In via Vittor Pisani parcheggiai in terza fila perché avevo un impegno e per farle capire che… non… non volevo trovarmi in una situazione troppo chiusa. Non volevo che fermandomi, la situazione… non so, dopo quei discorsi sulla pillola… ma lei mi guardò negli occhi, io la guardai. Ci baciammo, più volte. Sulla bocca, in bocca, sul collo. La toccai mi toccò. Ad un certa punto, dopo circa 5 minuti, smettemmo di baciarci, lei aprì lo sportello, si alzò e se ne andò dandomi del lei: «Buongiorno professore! »…

Il 7 maggio… andai a scuola, feci lezione. Uscimmo insieme dalla classe, le dissi di aspettarmi e la invitai a mangiare in corso di Porta Vigenitina… Finito di fare colazione le dissi che sarei andato a casa per fumarmi un sigaro, lei mi seguì in auto. Salimmo a casa mi feci un^ sigaro, dopo un caffè decaffeinato, poi misi un pezzo di musica classica. Le offrii un sigaro, lei si schernì dicendo che erano troppo forti, ma poi le dissi che erano (e dice una marca di sigari, ndr) lei lo accettò. Misi un pezzo di musica, ballammo, ci baciammo… Devo andare avanti?

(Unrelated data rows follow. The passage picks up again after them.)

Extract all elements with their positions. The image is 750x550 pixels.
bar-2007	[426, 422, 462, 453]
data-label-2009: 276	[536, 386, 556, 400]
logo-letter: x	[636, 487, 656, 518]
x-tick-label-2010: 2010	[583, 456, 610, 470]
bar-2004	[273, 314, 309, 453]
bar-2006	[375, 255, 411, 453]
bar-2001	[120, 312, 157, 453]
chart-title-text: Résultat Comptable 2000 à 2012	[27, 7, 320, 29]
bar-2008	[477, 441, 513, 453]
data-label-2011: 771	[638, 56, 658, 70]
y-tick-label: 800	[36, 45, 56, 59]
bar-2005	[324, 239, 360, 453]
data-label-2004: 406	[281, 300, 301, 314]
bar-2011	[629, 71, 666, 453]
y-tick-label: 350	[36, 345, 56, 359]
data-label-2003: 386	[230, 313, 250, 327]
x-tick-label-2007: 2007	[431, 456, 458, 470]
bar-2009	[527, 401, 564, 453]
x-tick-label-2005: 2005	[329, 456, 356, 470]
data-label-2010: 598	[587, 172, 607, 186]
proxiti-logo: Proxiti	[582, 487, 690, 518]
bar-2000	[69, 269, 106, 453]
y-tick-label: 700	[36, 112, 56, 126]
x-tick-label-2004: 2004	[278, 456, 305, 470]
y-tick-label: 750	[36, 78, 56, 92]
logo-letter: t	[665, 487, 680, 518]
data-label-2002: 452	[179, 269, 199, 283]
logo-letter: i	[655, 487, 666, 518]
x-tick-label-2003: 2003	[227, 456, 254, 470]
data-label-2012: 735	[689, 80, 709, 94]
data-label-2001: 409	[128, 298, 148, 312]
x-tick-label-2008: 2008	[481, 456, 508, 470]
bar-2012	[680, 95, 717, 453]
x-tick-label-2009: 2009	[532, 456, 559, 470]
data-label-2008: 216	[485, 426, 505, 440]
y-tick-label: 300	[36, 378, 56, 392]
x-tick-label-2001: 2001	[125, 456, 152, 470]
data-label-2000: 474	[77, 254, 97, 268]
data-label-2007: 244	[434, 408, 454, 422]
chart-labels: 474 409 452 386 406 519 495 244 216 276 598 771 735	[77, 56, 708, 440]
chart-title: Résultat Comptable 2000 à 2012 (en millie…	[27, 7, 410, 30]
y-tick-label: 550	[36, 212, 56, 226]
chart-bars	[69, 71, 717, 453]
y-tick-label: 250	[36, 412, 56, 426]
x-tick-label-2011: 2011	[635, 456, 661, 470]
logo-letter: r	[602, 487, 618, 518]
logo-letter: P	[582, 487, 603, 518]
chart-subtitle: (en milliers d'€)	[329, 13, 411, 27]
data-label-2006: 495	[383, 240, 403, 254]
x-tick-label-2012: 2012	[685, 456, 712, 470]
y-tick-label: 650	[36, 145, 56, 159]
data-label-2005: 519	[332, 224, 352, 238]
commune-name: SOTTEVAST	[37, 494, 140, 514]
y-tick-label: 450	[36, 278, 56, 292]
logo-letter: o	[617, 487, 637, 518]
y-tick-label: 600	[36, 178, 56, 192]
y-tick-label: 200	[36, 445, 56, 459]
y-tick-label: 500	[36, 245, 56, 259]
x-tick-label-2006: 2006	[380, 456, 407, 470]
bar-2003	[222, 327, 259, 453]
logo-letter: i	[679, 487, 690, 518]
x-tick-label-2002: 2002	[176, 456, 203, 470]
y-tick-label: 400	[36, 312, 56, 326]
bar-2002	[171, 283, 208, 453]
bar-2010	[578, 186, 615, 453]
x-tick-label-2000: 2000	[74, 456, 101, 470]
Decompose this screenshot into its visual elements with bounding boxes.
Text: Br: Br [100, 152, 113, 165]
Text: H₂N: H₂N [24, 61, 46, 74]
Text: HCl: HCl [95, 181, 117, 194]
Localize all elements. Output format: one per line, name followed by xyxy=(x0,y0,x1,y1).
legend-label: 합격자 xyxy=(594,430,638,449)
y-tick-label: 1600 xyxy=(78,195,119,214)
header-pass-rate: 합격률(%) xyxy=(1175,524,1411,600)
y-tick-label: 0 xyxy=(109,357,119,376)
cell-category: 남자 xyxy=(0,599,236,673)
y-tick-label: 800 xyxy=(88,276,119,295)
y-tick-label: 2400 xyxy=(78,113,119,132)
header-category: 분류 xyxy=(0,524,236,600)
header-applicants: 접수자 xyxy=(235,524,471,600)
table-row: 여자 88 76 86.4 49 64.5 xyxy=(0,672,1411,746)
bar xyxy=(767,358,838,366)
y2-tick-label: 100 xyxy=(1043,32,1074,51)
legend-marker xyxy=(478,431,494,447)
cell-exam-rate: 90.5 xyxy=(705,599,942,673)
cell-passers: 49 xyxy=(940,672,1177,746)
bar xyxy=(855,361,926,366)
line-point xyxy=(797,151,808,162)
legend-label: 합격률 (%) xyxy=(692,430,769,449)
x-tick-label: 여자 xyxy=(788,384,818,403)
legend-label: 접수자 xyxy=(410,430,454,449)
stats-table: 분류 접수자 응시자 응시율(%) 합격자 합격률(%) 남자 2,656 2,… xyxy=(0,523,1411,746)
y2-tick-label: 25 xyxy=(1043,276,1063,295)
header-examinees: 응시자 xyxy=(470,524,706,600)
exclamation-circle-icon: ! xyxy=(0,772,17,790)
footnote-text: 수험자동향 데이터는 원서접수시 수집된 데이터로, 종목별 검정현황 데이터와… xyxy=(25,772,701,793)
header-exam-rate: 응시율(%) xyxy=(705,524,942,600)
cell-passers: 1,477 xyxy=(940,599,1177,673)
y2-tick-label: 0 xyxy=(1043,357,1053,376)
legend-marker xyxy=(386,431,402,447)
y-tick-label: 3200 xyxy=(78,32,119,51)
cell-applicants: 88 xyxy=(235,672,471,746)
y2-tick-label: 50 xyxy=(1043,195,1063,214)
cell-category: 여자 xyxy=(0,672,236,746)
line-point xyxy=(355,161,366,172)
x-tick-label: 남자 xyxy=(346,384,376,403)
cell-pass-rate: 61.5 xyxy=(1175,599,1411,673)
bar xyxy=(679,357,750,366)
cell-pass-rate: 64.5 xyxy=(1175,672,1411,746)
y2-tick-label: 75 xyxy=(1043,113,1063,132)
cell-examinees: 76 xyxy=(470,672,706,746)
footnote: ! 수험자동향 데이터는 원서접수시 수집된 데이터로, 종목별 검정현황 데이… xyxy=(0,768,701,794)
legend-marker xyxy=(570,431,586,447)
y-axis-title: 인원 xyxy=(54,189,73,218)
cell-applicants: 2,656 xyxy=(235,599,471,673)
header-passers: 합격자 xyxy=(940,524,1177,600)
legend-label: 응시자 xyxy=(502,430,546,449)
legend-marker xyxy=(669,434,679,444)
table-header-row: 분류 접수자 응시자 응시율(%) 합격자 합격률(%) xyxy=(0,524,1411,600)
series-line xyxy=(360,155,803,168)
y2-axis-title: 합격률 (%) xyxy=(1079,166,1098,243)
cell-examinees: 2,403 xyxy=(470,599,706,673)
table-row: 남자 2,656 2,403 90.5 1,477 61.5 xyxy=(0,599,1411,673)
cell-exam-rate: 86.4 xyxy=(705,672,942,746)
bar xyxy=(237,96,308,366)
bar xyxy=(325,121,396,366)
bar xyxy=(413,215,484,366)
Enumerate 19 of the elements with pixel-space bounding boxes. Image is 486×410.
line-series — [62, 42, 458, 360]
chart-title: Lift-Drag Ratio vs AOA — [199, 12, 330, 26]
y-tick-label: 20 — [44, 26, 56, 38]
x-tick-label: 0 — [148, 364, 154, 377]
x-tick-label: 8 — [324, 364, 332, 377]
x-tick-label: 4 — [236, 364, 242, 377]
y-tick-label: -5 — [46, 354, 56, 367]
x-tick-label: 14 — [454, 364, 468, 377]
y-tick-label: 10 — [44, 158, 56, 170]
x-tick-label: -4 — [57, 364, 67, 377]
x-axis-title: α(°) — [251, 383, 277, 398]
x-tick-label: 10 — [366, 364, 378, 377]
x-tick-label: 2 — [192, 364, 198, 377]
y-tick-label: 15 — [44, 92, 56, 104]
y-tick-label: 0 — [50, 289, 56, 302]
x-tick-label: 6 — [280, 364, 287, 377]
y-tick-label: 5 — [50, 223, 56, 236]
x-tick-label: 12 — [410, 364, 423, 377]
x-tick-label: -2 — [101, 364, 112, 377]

Lei si spogliò, io mi spogliai. Facemmo l’amore in maniera assolutamente travolgente (presidente: « Eravate in camera da letto? »). Lo facemmo in piedi, sul tappeto, sul divano, dappertutto, giocando anche. Ci sarebbero tanti altri particolari ma lasciamoli perdere. Alla fine ero coinvolto, eravamo sul tappeto, ci stavamo baciando. La stavo baciando sul collo, le guardavo la bocca, le chiesi la bocca. Ma lei mi disse: v< La mia bocca è di un altro ». Trovai questa cosa assolutamente volgare ed anche incomprensibile. Comunque le resi la cortesia per un breve momento e poi invece terminai il rapporto…

Il 28 maggio in classe erano pochissimi, lei c’era: Uscimmo assieme, facemmo colazione al Motta, poi andammo a casa mia. Il solito Nescafé, lei era seduta sul divano io la raggiunsi. Lei disse: « Professore io la penso sempre e quando la vedo mi viene la tachicardia ». Ed io: « Anch’io la penso sempre ma più che altro nuda ».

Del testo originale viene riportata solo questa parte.